Employers should support teleworkers in developing and using boundary tactics. Following our results, this might especially be meaningful if workers are confronted with new work-from-home demands because this implies that boundaries must be defined or at least reviewed, so that they can be effectively defended if required. Employers may educate employees about the effective use of boundary tactics and offer interventions. Such interventions may be offered as part of broader training programs preparing employees for the challenges of telework or may be included in broader recovery and stress management interventions (e.g. Hahn et al., 2011; Karabinski et al., 2021) as part of occupational health-promotion programs. Previous research evidenced that both face-to-face and self-taught (online) interventions were able to increase participants’ boundary management, recovery, and well-being outcomes (Binnewies et al., 2020; Karabinski et al., 2021; Michel et al., 2014; Rexroth et al., 2016, 2017).
Moreover, supervisors should discuss the use of boundary tactics with their teleworking subordinates and encourage them to use these boundary tactics. Given that supervisors are role models for employees’ boundary management (Koch and Binnewies, 2015), they should be encouraged and trained to use boundary tactics themselves and thereby lead by example. Relatedly, as work group norms regarding boundary management influence employees’ work–home segmentation (Palm et al., 2020), team members might be encouraged to share their best practices regarding the effective use of boundary tactics.

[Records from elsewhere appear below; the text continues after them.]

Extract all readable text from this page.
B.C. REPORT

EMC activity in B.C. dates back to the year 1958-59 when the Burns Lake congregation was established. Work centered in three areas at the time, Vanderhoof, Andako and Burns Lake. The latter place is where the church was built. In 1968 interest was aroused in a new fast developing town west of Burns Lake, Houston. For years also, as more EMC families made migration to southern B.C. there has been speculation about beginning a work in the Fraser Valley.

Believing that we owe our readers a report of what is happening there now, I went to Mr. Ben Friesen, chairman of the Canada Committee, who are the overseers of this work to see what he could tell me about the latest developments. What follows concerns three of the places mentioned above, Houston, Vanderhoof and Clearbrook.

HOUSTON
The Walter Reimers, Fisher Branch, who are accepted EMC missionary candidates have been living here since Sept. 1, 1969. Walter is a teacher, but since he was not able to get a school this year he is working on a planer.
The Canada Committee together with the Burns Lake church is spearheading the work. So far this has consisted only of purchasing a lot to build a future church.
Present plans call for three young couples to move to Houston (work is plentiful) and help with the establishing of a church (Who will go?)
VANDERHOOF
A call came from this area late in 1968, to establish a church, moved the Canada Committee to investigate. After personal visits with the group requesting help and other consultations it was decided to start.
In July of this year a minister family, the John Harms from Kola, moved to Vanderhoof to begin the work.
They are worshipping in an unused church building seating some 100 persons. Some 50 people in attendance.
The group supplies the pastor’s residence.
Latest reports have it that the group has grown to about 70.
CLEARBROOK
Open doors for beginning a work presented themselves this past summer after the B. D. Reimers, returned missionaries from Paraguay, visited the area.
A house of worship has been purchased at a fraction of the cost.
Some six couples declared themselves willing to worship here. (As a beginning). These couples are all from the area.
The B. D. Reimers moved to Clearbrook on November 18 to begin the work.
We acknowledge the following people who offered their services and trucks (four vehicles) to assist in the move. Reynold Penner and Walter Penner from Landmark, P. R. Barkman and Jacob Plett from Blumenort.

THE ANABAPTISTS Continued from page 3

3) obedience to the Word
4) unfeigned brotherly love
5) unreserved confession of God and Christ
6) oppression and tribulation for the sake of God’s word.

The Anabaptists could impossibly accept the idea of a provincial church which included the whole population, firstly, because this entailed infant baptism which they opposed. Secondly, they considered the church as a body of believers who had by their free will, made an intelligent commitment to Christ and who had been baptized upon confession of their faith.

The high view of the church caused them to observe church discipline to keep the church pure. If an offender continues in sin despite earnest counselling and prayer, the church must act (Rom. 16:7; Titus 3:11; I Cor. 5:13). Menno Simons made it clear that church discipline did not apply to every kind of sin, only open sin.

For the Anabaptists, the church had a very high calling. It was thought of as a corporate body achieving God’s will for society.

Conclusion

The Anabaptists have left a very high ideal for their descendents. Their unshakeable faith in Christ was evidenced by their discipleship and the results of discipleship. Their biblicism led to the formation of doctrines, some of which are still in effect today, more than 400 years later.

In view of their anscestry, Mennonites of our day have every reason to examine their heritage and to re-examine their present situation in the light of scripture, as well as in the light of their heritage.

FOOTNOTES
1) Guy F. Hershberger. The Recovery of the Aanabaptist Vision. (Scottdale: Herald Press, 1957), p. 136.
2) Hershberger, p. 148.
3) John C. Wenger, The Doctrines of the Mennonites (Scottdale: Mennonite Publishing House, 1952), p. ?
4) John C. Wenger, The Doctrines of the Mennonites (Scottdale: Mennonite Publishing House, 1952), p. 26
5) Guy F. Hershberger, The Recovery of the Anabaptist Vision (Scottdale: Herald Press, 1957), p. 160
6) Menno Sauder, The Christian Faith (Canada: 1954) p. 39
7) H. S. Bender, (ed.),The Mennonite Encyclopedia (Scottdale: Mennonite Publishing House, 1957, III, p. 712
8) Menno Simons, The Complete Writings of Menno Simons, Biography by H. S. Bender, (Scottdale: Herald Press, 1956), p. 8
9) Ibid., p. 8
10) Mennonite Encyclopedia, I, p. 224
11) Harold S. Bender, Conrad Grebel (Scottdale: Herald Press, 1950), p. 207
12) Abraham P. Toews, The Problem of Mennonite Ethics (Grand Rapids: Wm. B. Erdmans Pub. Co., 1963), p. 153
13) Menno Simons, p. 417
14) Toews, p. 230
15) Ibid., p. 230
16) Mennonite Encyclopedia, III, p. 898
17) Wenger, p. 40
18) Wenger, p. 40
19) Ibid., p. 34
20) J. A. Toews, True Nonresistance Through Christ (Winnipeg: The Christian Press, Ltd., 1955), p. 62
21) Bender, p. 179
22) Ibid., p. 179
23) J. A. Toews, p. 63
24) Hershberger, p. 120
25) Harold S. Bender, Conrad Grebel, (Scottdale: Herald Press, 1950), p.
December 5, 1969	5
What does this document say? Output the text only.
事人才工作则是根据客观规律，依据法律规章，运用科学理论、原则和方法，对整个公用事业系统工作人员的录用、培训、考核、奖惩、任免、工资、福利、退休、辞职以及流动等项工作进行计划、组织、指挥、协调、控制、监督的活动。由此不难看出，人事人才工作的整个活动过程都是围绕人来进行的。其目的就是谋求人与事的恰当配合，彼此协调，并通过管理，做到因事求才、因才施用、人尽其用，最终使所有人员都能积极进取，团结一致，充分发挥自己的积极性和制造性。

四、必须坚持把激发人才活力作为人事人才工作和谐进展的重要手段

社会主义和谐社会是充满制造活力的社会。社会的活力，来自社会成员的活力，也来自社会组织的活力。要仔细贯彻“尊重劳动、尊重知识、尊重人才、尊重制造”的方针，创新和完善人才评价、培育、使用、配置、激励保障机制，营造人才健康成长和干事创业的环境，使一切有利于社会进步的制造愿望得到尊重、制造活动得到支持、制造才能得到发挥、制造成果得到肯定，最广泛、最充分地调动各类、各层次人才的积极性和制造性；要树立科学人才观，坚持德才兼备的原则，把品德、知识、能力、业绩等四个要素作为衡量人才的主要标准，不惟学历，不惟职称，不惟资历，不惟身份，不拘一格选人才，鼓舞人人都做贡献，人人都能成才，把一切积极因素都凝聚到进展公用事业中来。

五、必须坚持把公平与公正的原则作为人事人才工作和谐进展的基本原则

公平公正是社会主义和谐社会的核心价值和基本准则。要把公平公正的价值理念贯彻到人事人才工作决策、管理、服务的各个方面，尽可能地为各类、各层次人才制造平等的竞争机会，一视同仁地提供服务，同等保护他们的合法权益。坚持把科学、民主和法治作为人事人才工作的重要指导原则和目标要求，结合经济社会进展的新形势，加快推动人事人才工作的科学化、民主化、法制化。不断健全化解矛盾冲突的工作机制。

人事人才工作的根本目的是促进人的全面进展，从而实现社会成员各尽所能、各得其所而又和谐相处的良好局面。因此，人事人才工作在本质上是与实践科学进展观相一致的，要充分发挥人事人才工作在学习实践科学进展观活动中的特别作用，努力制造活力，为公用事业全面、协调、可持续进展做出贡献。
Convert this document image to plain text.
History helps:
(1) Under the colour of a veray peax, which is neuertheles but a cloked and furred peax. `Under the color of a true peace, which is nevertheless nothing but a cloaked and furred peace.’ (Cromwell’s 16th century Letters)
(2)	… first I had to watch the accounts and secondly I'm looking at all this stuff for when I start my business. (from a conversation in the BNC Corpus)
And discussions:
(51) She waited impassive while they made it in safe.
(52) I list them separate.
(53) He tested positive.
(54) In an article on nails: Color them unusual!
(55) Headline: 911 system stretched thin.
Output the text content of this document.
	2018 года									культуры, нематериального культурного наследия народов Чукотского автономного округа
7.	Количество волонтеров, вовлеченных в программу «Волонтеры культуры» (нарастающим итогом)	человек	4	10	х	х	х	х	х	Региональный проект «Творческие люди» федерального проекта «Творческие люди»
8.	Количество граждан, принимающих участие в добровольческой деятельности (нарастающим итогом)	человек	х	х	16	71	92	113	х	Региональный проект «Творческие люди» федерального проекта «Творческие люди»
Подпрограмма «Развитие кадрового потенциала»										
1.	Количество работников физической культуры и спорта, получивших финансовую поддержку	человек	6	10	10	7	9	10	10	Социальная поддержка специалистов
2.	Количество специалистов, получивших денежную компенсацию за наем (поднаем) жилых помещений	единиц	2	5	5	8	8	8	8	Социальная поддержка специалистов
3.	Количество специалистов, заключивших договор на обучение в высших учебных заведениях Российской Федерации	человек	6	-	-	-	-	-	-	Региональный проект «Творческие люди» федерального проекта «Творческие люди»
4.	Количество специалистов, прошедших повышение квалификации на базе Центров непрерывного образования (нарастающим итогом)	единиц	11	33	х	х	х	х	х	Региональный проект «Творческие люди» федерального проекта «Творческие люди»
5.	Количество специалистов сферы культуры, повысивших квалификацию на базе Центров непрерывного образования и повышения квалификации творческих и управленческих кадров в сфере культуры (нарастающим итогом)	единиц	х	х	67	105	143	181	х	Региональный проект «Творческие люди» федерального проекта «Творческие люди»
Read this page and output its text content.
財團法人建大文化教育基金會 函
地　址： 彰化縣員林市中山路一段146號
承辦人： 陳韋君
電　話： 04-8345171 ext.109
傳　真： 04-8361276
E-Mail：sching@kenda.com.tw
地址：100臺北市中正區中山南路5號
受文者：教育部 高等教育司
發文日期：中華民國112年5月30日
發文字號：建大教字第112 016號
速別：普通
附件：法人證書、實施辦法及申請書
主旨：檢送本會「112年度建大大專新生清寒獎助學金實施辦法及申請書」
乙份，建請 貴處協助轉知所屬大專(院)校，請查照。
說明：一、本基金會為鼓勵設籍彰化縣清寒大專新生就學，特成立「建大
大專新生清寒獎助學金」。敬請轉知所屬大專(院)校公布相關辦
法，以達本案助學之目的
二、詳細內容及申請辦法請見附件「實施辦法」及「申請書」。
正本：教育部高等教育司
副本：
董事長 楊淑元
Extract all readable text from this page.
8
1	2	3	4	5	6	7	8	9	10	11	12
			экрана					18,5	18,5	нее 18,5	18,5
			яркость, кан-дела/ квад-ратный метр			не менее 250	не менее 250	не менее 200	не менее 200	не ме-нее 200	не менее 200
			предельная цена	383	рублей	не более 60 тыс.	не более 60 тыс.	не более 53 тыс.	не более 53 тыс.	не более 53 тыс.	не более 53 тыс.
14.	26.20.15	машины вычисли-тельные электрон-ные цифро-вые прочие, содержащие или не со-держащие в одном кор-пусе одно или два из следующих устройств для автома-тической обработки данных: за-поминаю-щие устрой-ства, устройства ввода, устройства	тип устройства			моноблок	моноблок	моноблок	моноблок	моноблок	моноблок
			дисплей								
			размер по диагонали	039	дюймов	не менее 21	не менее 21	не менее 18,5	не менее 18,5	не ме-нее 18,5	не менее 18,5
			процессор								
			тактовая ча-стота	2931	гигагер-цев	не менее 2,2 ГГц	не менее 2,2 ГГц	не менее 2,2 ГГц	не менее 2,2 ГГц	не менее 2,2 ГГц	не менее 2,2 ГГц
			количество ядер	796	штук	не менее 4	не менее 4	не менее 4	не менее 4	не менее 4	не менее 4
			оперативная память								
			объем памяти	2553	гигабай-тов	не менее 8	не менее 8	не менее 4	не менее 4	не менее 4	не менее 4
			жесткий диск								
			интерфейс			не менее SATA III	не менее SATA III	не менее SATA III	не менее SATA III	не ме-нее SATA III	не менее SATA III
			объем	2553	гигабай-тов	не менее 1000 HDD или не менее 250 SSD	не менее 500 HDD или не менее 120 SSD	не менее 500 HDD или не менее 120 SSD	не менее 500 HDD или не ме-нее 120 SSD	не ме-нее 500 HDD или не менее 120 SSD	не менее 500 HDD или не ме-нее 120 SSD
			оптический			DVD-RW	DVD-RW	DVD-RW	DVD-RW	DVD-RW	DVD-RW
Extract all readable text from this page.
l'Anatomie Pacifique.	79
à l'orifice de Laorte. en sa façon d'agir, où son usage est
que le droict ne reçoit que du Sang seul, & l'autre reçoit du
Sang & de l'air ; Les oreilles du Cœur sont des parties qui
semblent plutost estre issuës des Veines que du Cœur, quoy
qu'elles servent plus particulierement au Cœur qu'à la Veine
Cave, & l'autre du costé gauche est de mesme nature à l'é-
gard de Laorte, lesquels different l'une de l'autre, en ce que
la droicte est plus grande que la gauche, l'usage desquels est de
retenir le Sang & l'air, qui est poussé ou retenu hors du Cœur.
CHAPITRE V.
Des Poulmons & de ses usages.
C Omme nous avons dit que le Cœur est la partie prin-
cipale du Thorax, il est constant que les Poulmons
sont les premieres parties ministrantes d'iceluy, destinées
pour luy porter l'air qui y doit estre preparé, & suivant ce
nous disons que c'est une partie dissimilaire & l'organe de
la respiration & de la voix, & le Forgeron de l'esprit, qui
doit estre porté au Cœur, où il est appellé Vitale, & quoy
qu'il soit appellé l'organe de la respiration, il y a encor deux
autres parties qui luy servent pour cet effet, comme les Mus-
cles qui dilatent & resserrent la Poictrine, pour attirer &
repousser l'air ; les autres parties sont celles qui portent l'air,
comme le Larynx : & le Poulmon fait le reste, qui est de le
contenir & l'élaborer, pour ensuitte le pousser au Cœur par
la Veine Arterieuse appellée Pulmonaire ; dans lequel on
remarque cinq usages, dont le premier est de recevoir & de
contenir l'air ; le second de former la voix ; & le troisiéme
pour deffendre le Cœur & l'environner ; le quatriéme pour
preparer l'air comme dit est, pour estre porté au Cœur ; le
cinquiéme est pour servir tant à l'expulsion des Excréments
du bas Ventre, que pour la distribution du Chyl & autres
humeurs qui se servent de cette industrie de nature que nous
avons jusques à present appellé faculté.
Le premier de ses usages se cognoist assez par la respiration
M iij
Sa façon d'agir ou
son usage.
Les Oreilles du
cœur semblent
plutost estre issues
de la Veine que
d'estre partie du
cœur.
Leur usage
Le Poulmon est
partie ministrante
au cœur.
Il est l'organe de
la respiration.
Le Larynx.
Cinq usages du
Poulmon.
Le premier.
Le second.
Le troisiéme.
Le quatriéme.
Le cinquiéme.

Educating teleworkers about the use of boundary tactics might be particularly necessary for new teleworkers, especially if they are forced into teleworking as it happened during COVID-19 in order to adhere to social distancing orders. As such a forced telework does not necessarily fit people’s segmentation preferences, learning how to use boundary tactics should be particularly beneficial. Similarly, for teleworkers working in jobs with high availability demands, participating in boundary management interventions might be particularly effective in line with organizations’ goal that employees be sustainably productive while working from home.